Unlike Auschwitz I – it was very clear when you reach Birkenau that the purpose is not the same. There are no tour guides or entry points at the building. It isn’t a museum like Auschwitz I. It is a field. There is a set of train tracks running through the middle beside a main road. The camp is divided into quadrants, each a mirror image of the last, allowing them to put different groups of people in different quadrants.
The thing that makes Birkenau so different is that this camp was built to hold over 100,000 people at once. When you look out on to the field they seem to go on forever. The houses, in order to speed up building time, were often build in wood instead of brick. Because at the end of the camps life time the Nazi’s wanted to cover up their actions, they set fire to many of these buildings – so all you can see are the brick chimney’s remaining.
The point of this camp was to become efficient for killing. It was built to be an extermination camp, with 4 well oiled gas chambers located on the property. When the trains came into the main road way, and people disembarked, they were initially evaluated for their suitability to work. Anyone too ill or weak was immediately sent to one side down a large uneven walkway towards the 2 gas chambers at the back of the property and killed immediately. The rest were placed into the orientation area and taught the rules of the camp, before being assigned to one of the quadrants.
Just like Auschwitz, they were extorted for their labour until they had nothing left to offer, and then killed. The prisons, experimentation, shooting walls and hanging platforms were all gone. The gas was the way to kill effectively and in large numbers, and that was what this camp was built for….death. And you can feel it in the air. I can’t say I believe in ghosts, but walking through this camps I felt like I was walking among the millions of souls that were lingering there. The ground, red from the clay of the bricks, feels like you are walking through their blood. The ground is uneven and difficult, and with my sore hip, it was long and painful to go down the 1 – 2 km road towards the gas chambers. But there I was, walking as they walked. And it was long. And I was tired. And I just wanted to stop, and sit down and cry.
And in the background, I kept hearing the whistle of a train. But I couldn’t see a train anywhere. It could have been one nearby, but not that I could tell. And every time I heard the train behind me I could imagine a new train load of Jews arriving behind me, being prepared to be sorted. I didn’t need to close my eyes – I felt it. I could see it in my minds eye. I felt like I was walking through it. This camp didn’t make me angry as the first did. This camp tore into my soul and branded a mark that I will never be able to let go of. It rests heavy on my shoulders. I opened doors to the remaining barracks and could imagine the faces of the people. I walked through the bathrooms, which are but holes in a piece of cement, and I saw the brick beds in the houses that survived. I walked the length of the gas chambers, from the rooms where their clothes were removed and shoes collected, to the room where they were gassed. The roof has collapsed now, and isn’t in tact like the rest, but you can imagine it just as well. I placed my hand on the train cart that they came in on, now collecting rocks from those who have come to pay tribute. I walked the train tracks that they entered in on. I walked up the road, down the tracks into their houses past their deaths and down the long mile that led them to their slaughter. I stood by the memorial that said in simple terms that this can NEVER be let to happen again. And I wanted to throw up. MILLIONS. MILLIONS died on this ground. The dirt is soaked with their blood. Their are frozen pools where their ashes were burried. We walked where they walked. There are not adequate words to describe what it feels like to drag your feet through the mud. And it was mud. The ground was wet and soggy. The fog was setting in and the air was a cold and we could see our breath. And as we walked over rocks and red soil we would sink into puddles of mud. And I said to say “I feel as though I am walking on the graves of the dead.” And wasn’t I?

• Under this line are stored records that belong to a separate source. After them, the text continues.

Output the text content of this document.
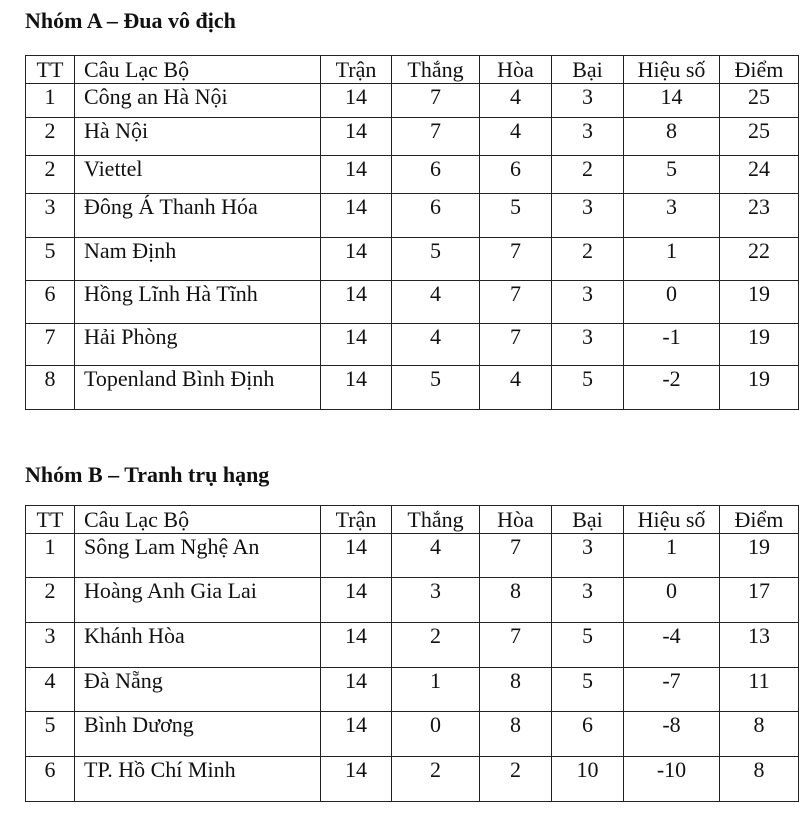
Nhóm A – Đua vô địch
TT	Câu Lạc Bộ	Trận	Thắng	Hòa	Bại	Hiệu số	Điểm
1	Công an Hà Nội	14	7	4	3	14	25
2	Hà Nội	14	7	4	3	8	25
2	Viettel	14	6	6	2	5	24
3	Đông Á Thanh Hóa	14	6	5	3	3	23
5	Nam Định	14	5	7	2	1	22
6	Hồng Lĩnh Hà Tĩnh	14	4	7	3	0	19
7	Hải Phòng	14	4	7	3	-1	19
8	Topenland Bình Định	14	5	4	5	-2	19
Nhóm B – Tranh trụ hạng
TT	Câu Lạc Bộ	Trận	Thắng	Hòa	Bại	Hiệu số	Điểm
1	Sông Lam Nghệ An	14	4	7	3	1	19
2	Hoàng Anh Gia Lai	14	3	8	3	0	17
3	Khánh Hòa	14	2	7	5	-4	13
4	Đà Nẵng	14	1	8	5	-7	11
5	Bình Dương	14	0	8	6	-8	8
6	TP. Hồ Chí Minh	14	2	2	10	-10	8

My heart aches for them. Everyone of them. And my soul carries them with me. And that is why that place exists. They deserve to be honoured. And we need to learn from them. We cannot allow their deaths to be in vain. Let us be strong in our sorrow. Let us carry their bravery into this century. And while this was hard, and sobering, I believe it is important to go. To see. To know. So says my heavy heart. For today, that is all I can offer. A heart that carries this burden, but is resolved to turn it into something for a better tomorrow. Because that is all I can do.
Thank you. These are important words and images.